Penton Hook, on the Middlesex side, is a horseshoe-shaped piece of water, where the river shoals out a great deal, so that boats going down the rapid shallow run of half a mile will do well to keep in mid stream, so as to avoid grounding on that shore. If you pronounce Penton Hook as you see it written, you may chance to miss being understood. Penty Hook is the common pronunciation, and if without the aspirate, so much the nearer local correctness. Penty Hook Lock has an average fall of two feet and a half. There is a ferry here, by which you may avoid the Hook and its long pull. The bend at Penty Hook is the natural course of the river, and its horseshoe form, enclosing a large meadow, has the lock for a base. For general fishing, Penty Hook has been famed time out of mind; and, though disappointed men are sometimes heard to lament the growing signs that this fishery has begun to be worked out, every season yields many a well-filled creel.
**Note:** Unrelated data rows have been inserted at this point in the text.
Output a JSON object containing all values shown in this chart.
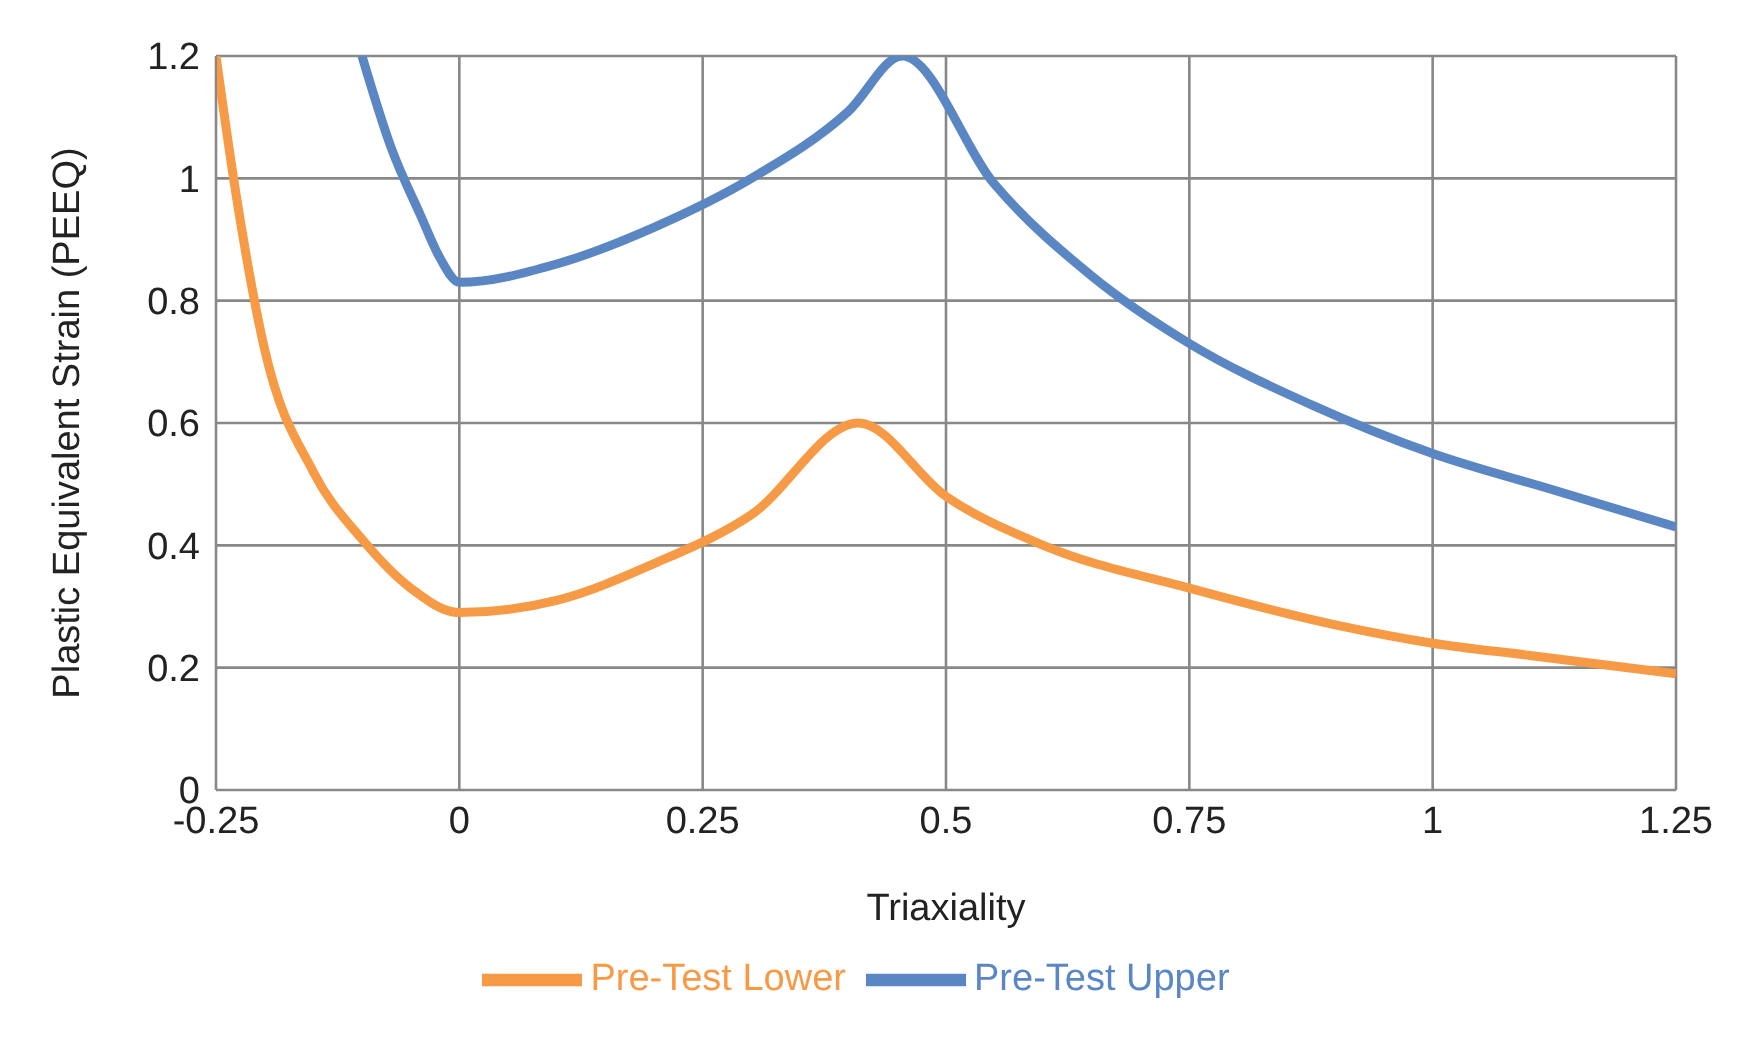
{
  "chart_data": {
    "type": "line",
    "xlabel": "Triaxiality",
    "ylabel": "Plastic Equivalent Strain (PEEQ)",
    "xlim": [
      -0.25,
      1.25
    ],
    "xticks": [
      -0.25,
      0,
      0.25,
      0.5,
      0.75,
      1,
      1.25
    ],
    "ylim": [
      0,
      1.2
    ],
    "yticks": [
      0,
      0.2,
      0.4,
      0.6,
      0.8,
      1,
      1.2
    ],
    "grid": true,
    "legend": "bottom",
    "marker": "none",
    "line_style": "solid",
    "series": [
      {
        "name": "Pre-Test Lower",
        "color": "#f79a46",
        "x": [
          -0.25,
          -0.23,
          -0.2,
          -0.15,
          -0.1,
          -0.05,
          0,
          0.1,
          0.2,
          0.3,
          0.41,
          0.5,
          0.6,
          0.75,
          0.9,
          1,
          1.1,
          1.25
        ],
        "values": [
          1.2,
          0.98,
          0.72,
          0.52,
          0.41,
          0.33,
          0.29,
          0.31,
          0.37,
          0.45,
          0.6,
          0.48,
          0.4,
          0.33,
          0.27,
          0.24,
          0.22,
          0.19
        ]
      },
      {
        "name": "Pre-Test Upper",
        "color": "#5a87c4",
        "x": [
          -0.1,
          -0.07,
          -0.04,
          -0.02,
          0,
          0.1,
          0.2,
          0.3,
          0.4,
          0.455,
          0.55,
          0.65,
          0.75,
          0.875,
          1,
          1.125,
          1.25
        ],
        "values": [
          1.2,
          1.05,
          0.94,
          0.87,
          0.83,
          0.86,
          0.92,
          1.0,
          1.11,
          1.2,
          0.99,
          0.84,
          0.73,
          0.63,
          0.55,
          0.49,
          0.43
        ]
      }
    ]
  }
}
The lock is a good thing for those who voyage for pleasure; not that they go through it, but that it leaves them the undisturbed solitude of the ancient passage, by drawing away the hurriers, who think of nothing but of “getting there,” wherever “there” may be. This retired and tranquil bend is the haunt of water-fowl, and is a very wilderness of butterflies. One of the countless tributary streams that feed the Thames, the Abbey River, babbles of days when the monks of Chertsey kept their preserves well filled from these productive fisheries. Fine trout are taken here still; the strong barbel gives excellent play; a number-twelve hook, mounted on a single hair, and baited with a gentle, will take roach and dace in any quantity, though a heavy float is necessitated by the force and depth of the stream; he who seeks the big chub should cast his line under any of the overhanging willows; and he who scrapes for gudgeon may choose from twenty pitches, any one of which will give him a day’s quick work. Down stream now to Laleham is a short row, or walk, along the Middlesex shore, on which side is the towing-path from Staines as far as Shepperton.